EACR Travel Fellowships are co-sponsored by Worldwide Cancer Research and provide funds up to €3,000 to early-career cancer researchers. For more information on how to apply for Travel Fellowships, you can visit the EACR website.
Home institute: Institute of Pathophysiology and Allergy Research, Medical University of Vienna, Vienna, Austria
Host institute: Department of Cancer Biology, Instituto de Investigaciones Biomedicas Alberto Sols, Madrid, Spain
Dates of visit: 30 October 2017 – 01 December 2017
My PhD research project is focused on the therapeutic potential in colorectal cancer of the Calcium-Sensing Receptor (CaSR). The CaSR is a G-protein coupled receptor protein that mainly controls Ca++ homeostasis, however it also regulates cell proliferation, differentiation and apoptosis.
The CaSR has been hypothesised to act as tumour suppressor in certain types of cancer, such as colorectal cancer and neuroblastoma. Unfortunately, in those tumours, the CaSR expression is lost and the mechanisms that leads to its down-regulation remain elusive.
To test compounds that are able to restore CaSR expression in tumours, I used the tumour organoids (tumoroids) technology; it consists of a 3D cell model were primary cancer cells, extracted from tumour biopsies of the patients, are cultured in matrigel supports. This tool allows the growth and the expansion of cells in three dimensions, mimicking in vitro conditions that better resemble normal physiology. For this reason, tumoroids offers a valuable platform for drug screening. It is possible to create a biobank of patient derived tumoroids, creating so an array of different cancer platforms suitable for testing drug efficacy.
Using the self-organising properties of stem cells of assembling in 3D complex and differentiated structures (organoids), resembling so organ physiology in a smaller-scale, it is possible to culture primary colon cells and generate so crypt-like structures. In the past, colorectal cancer cell lines were mostly used to study the epithelial cells of the intestine but organoids technology now offers a more reliable strategy.
This technology is not yet established in our laboratory; therefore, we started a collaboration with Professor Dr. Alberto Muñoz Terol and his research group in Madrid that extensively use organoids and tumoroids as experimental models. One of the aims of our collaboration was to gain expertise in these techniques and employ them in my “home” laboratory.

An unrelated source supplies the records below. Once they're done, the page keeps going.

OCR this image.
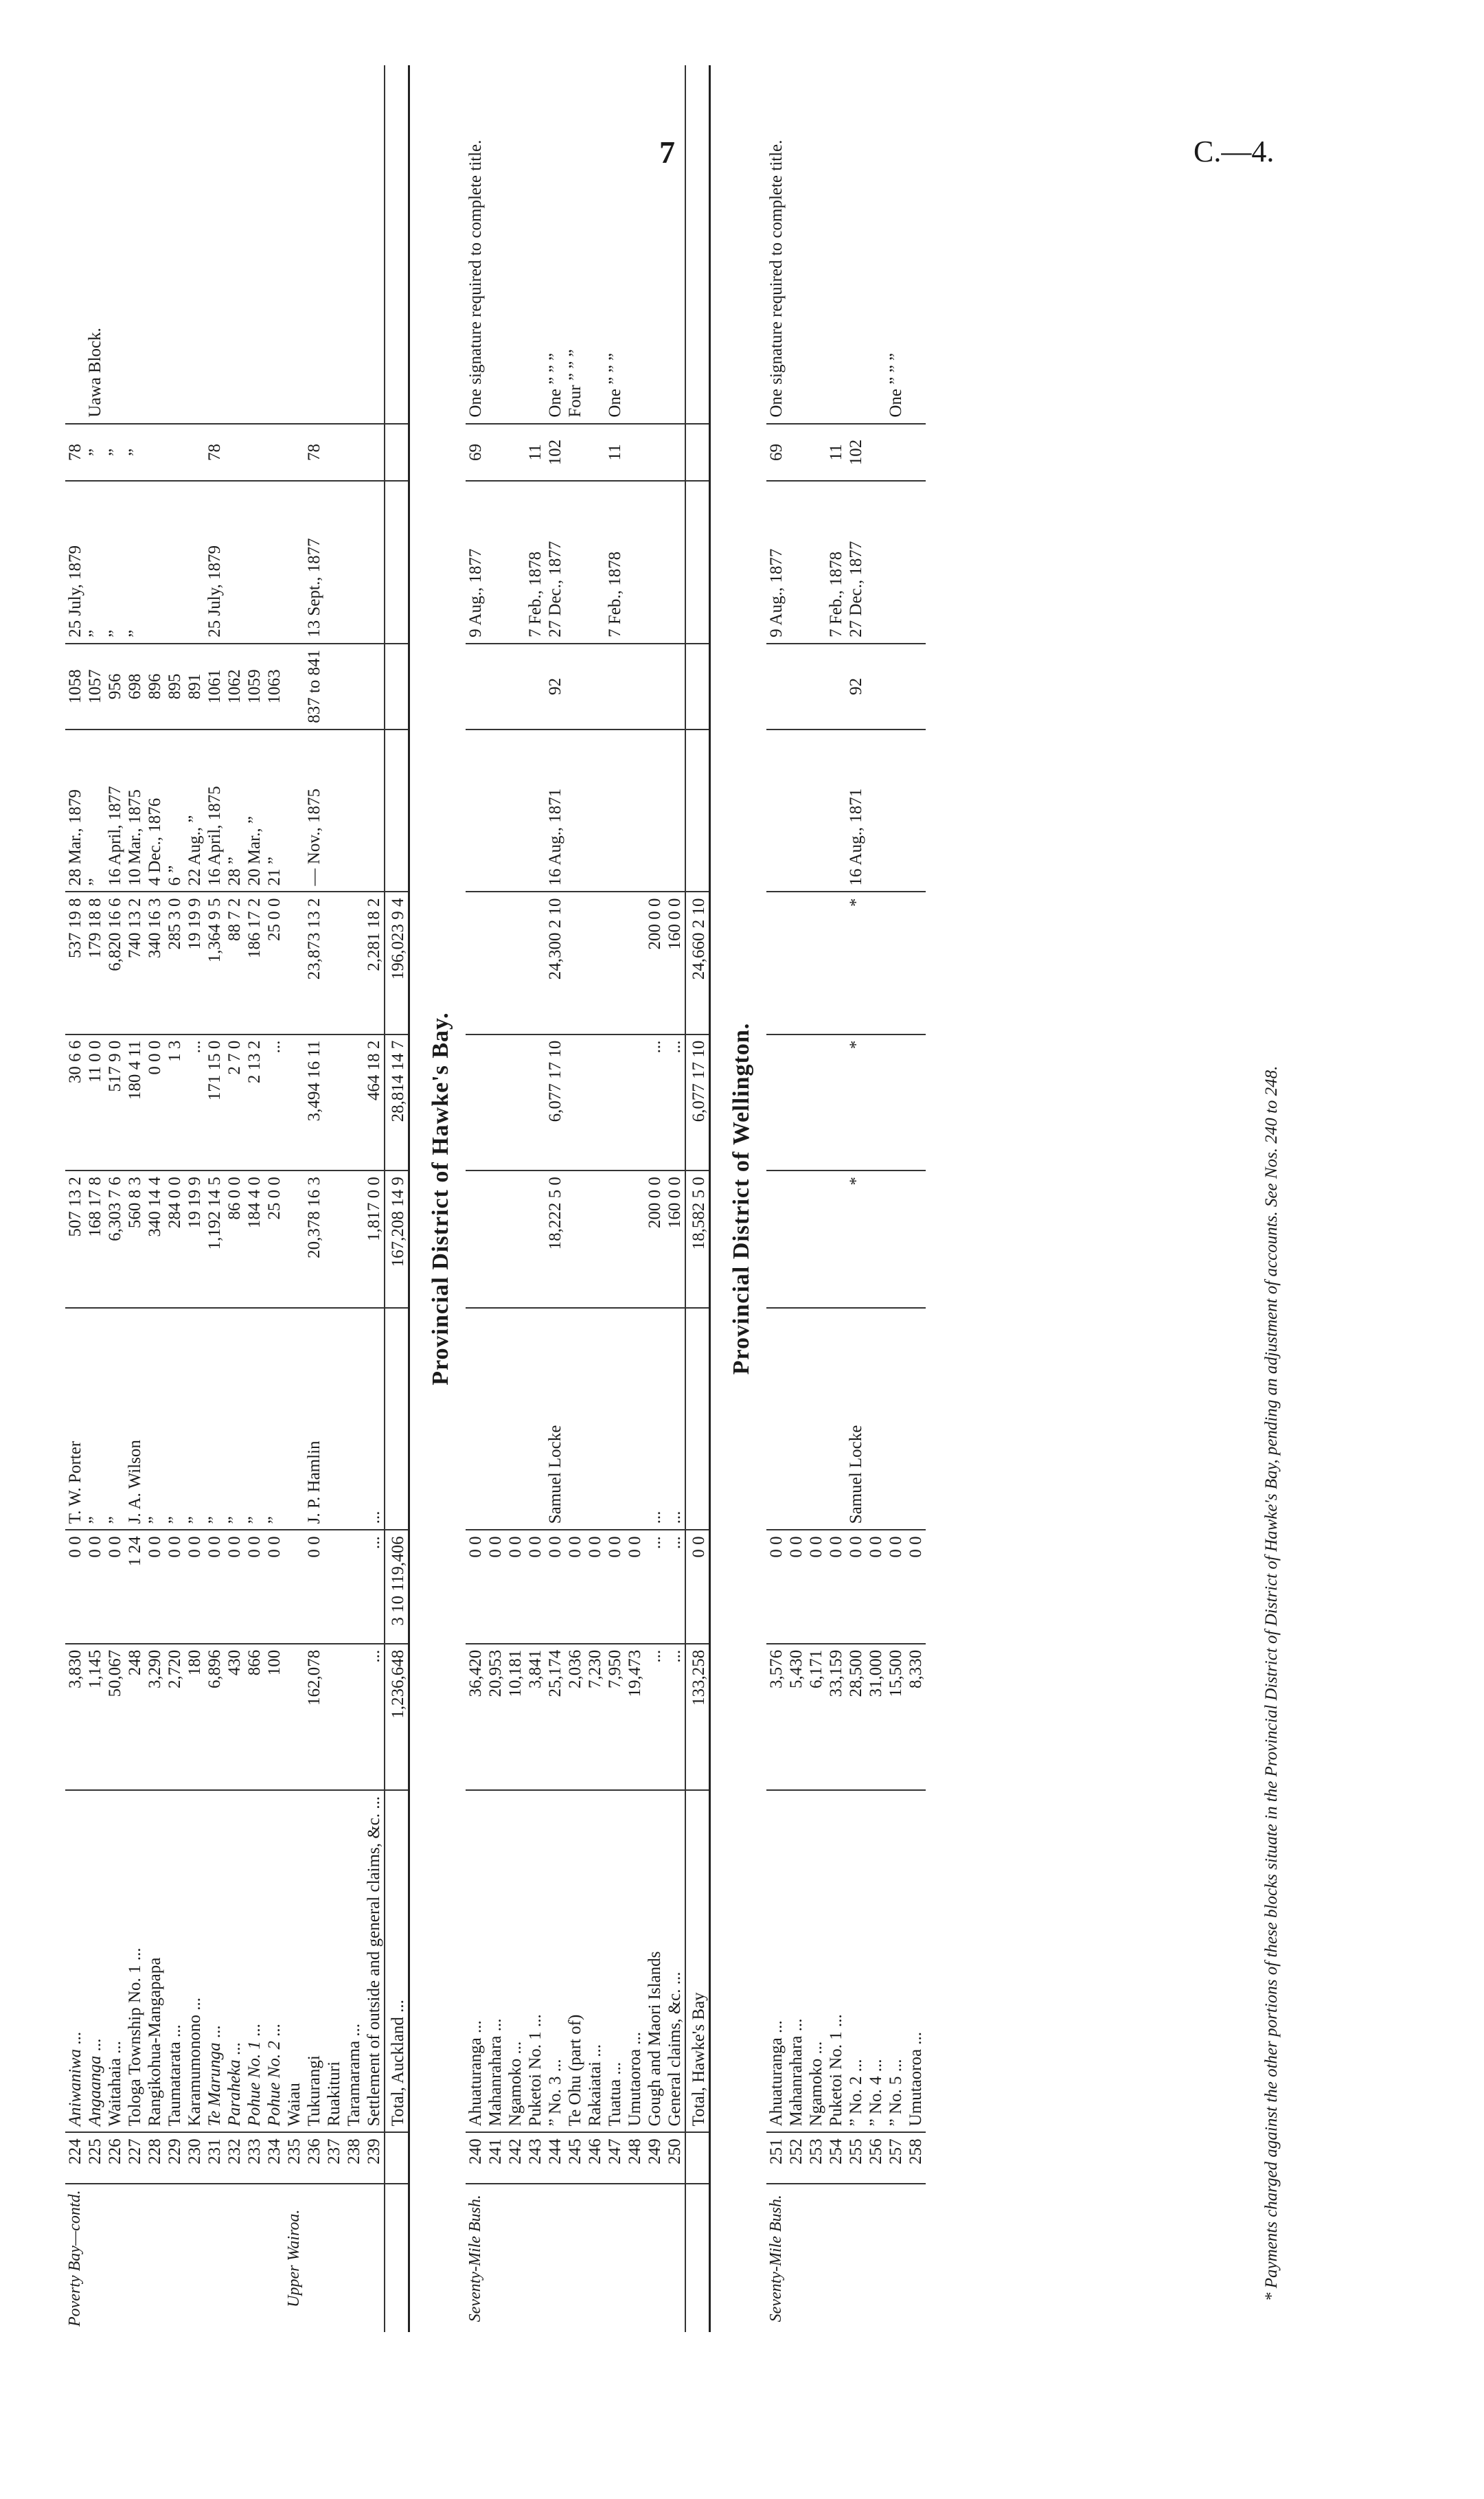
7	C.—4.
Poverty Bay—contd.	224	Aniwaniwa ...	3,830	0 0	T. W. Porter	507 13 2	30 6 6	537 19 8	28 Mar., 1879	1058	25 July, 1879	78	
	225	Angaanga ...	1,145	0 0	”	168 17 8	11 0 0	179 18 8	”	1057	”	”	Uawa Block.
	226	Waitahaia ...	50,067	0 0	”	6,303 7 6	517 9 0	6,820 16 6	16 April, 1877	956	”	”	
	227	Tologa Township No. 1 ...	248	1 24	J. A. Wilson	560 8 3	180 4 11	740 13 2	10 Mar., 1875	698	”	”	
	228	Rangikohua-Mangapapa	3,290	0 0	”	340 14 4	0 0 0	340 16 3	4 Dec., 1876	896			
	229	Taumatarata ...	2,720	0 0	”	284 0 0	1 3	285 3 0	6 ”	895			
	230	Karamumonono ...	180	0 0	”	19 19 9	...	19 19 9	22 Aug., ”	891			
	231	Te Marunga ...	6,896	0 0	”	1,192 14 5	171 15 0	1,364 9 5	16 April, 1875	1061	25 July, 1879	78	
	232	Paraheka ...	430	0 0	”	86 0 0	2 7 0	88 7 2	28 ”	1062			
	233	Pohue No. 1 ...	866	0 0	”	184 4 0	2 13 2	186 17 2	20 Mar., ”	1059			
	234	Pohue No. 2 ...	100	0 0	”	25 0 0	...	25 0 0	21 ”	1063			
Upper Wairoa.	235	Waiau											
	236	Tukurangi	162,078	0 0	J. P. Hamlin	20,378 16 3	3,494 16 11	23,873 13 2	— Nov., 1875	837 to 841	13 Sept., 1877	78	
	237	Ruakituri											
	238	Taramarama ...											
	239	Settlement of outside and general claims, &c. ...	...	...	...	1,817 0 0	464 18 2	2,281 18 2					
		Total, Auckland ...	1,236,648	3 10 119,406		167,208 14 9	28,814 14 7	196,023 9 4					

Provincial District of Hawke's Bay.													
Seventy-Mile Bush.	240	Ahuaturanga ...	36,420	0 0							9 Aug., 1877	69	One signature required to complete title.
	241	Mahanrahara ...	20,953	0 0									
	242	Ngamoko ...	10,181	0 0									
	243	Puketoi No. 1 ...	3,841	0 0							7 Feb., 1878	11	
	244	” No. 3 ...	25,174	0 0	Samuel Locke	18,222 5 0	6,077 17 10	24,300 2 10	16 Aug., 1871	92	27 Dec., 1877	102	One ” ” ”
	245	Te Ohu (part of)	2,036	0 0									Four ” ” ”
	246	Rakaiatai ...	7,230	0 0									
	247	Tuatua ...	7,950	0 0							7 Feb., 1878	11	One ” ” ”
	248	Umutaoroa ...	19,473	0 0									
	249	Gough and Maori Islands	...	...	...	200 0 0	...	200 0 0					
	250	General claims, &c. ...	...	...	...	160 0 0	...	160 0 0					
		Total, Hawke's Bay	133,258	0 0		18,582 5 0	6,077 17 10	24,660 2 10					

Provincial District of Wellington.													
Seventy-Mile Bush.	251	Ahuaturanga ...	3,576	0 0							9 Aug., 1877	69	One signature required to complete title.
	252	Mahanrahara ...	5,430	0 0									
	253	Ngamoko ...	6,171	0 0									
	254	Puketoi No. 1 ...	33,159	0 0							7 Feb., 1878	11	
	255	” No. 2 ...	28,500	0 0	Samuel Locke	*	*	*	16 Aug., 1871	92	27 Dec., 1877	102	
	256	” No. 4 ...	31,000	0 0									
	257	” No. 5 ...	15,500	0 0									One ” ” ”
	258	Umutaoroa ...	8,330	0 0										* Payments charged against the other portions of these blocks situate in the Provincial District of District of Hawke's Bay, pending an adjustment of accounts. See Nos. 240 to 248.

During my secondment in Prof. Muñoz’s lab, I learned how to isolate human and mouse colon crypts and, from them, how to generate and expand colon organoids. Moreover, I have been trained in extracting tumour cells from patient biopsies and how culture them as tumor organoids. During this period, I had the chance to meet and collaborate with talented and experienced researchers who helped me to learn these difficult, time-consuming techniques. They also helped me to quickly integrate into the new environment and to set up and schedule my own experiments and they gave suggestions on experimental procedures such as qPCR and immunostaining.
During this exchange period, I also had the possibility to conduct some interesting analyses, testing the effect of vitamin D on the organoids. The preliminary data obtained there needs to be further validated and the experiments need to be repeated in my “home” laboratory. Due to the promising results and the collaborative environment in Madrid, we are going to further cooperate with Professor Muñoz’s group. We will collaborate on the research project started in Spain and keep in touch for sharing ideas and working together again in the future.